As the types of data included in biodiversity clearinghouses expands outside of the traditional realm of natural history collections opportunities and challenges arise. More data provides a greater opportunity for synthetic analysis across broad spatial and temporal landscapes, but since these data are collected in different ways more care is required in how data are repurposed.
The bird monitoring community classifies species occurrence data by protocol, project design, and data analysis opportunities and this approach may be more broadly applicable. Protocols are an essential part of species occurrence data because they define the context in which the data were collected, and facilitate the combination of observations made by multiple participants in many locations. Protocols directly influence project design and analysis, which can be classified into 3 general categories:
Directed surveys used when a priori knowledge of a given system or biological mechanism already exists. The design attempts to control for known sources of variation, while sampling one or a few well defined variables. As such, directed surveys are the form of observational data collection that closest resembles experimental studies.

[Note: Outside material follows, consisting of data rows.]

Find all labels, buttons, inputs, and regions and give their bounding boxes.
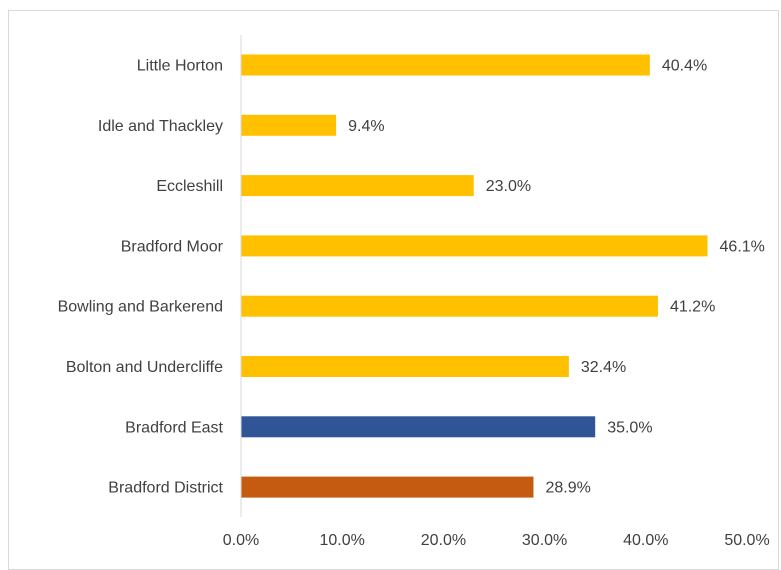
labels-layer: Little Horton 40.4% Idle and Thackley 9.4% E… [58, 58, 770, 550]
data-label: 40.4% [662, 58, 707, 75]
bar [241, 114, 337, 136]
category-label: Eccleshill [156, 178, 223, 195]
category-label: Bradford Moor [121, 238, 224, 255]
data-label: 23.0% [486, 178, 531, 195]
bar [241, 175, 474, 197]
bar [241, 356, 569, 377]
category-label: Bradford District [108, 480, 223, 497]
bar [241, 416, 596, 438]
bar [241, 476, 534, 498]
bar [241, 295, 658, 317]
data-label: 28.9% [545, 480, 590, 497]
bar [241, 235, 708, 257]
category-label: Bradford East [125, 419, 223, 436]
x-tick-label: 40.0% [623, 532, 668, 549]
data-label: 9.4% [348, 118, 384, 135]
category-label: Bolton and Undercliffe [66, 359, 223, 376]
data-label: 41.2% [670, 299, 715, 316]
x-tick-label: 20.0% [421, 532, 466, 549]
data-label: 46.1% [720, 238, 765, 255]
bar-chart: Little Horton 40.4% Idle and Thackley 9.4% E… [58, 35, 770, 550]
x-tick-label: 30.0% [522, 532, 567, 549]
category-label: Little Horton [137, 58, 223, 75]
data-label: 32.4% [581, 359, 626, 376]
category-label: Idle and Thackley [98, 118, 223, 135]
x-tick-label: 10.0% [320, 532, 365, 549]
bars-layer [241, 54, 708, 498]
bar [241, 54, 650, 76]
x-tick-label: 0.0% [223, 532, 259, 549]
category-label: Bowling and Barkerend [58, 299, 223, 316]
data-label: 35.0% [607, 419, 652, 436]
x-tick-label: 50.0% [724, 532, 769, 549]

Broad-scale surveys generate probabilistic estimates of species occurrence. They do not provide direct evidence, but allow inferences for the causes of species occurrence. Broad-scale surveys gather tens of millions of observations annually and provide the bulk of non-specimen observational data available.
Biological collections are zoological, botanical, and paleontological specimens in museums, living collections in botanical or zoological gardens, or microbial strain and tissue collections. They are the foundation for taxonomic and historic occurrence of species. While most use of specimen collections has been for taxon-oriented research, they have been used for predictive modeling of species occurrence.
Each category of species occurrence data has their issues. Directed surveys are expensive and conducted on small spatial and temporal scales. Broad scale surveys often gather data opportunistically, rely on volunteer participation, and use protocols that are less stringent. Biological collections often provide presence-only data with significant and often undocumented sampling biases.
While important inroads have been made in organizing broad scale surveys and biological collection data via standardized schemas, few directed surveys have been added to data clearinghouses. They represent a huge untapped biodiversity data resource, but integrating them with broad scale surveys or biological collections will require increased information provided at the individual record level. For example, the explanatory factors needed to understand the processes (i.e. protocol design and sampling plan) used to collect the data must be included. Consequently, individual data records will need to include both biologically-relevant factors that affect organisms' distribution and abundance as well as information on the factors that impact the data collection process. With sufficient additional record-level data, potential sources of bias may be investigated and be accounted, thus increasing the significance of the analysis or visualization process.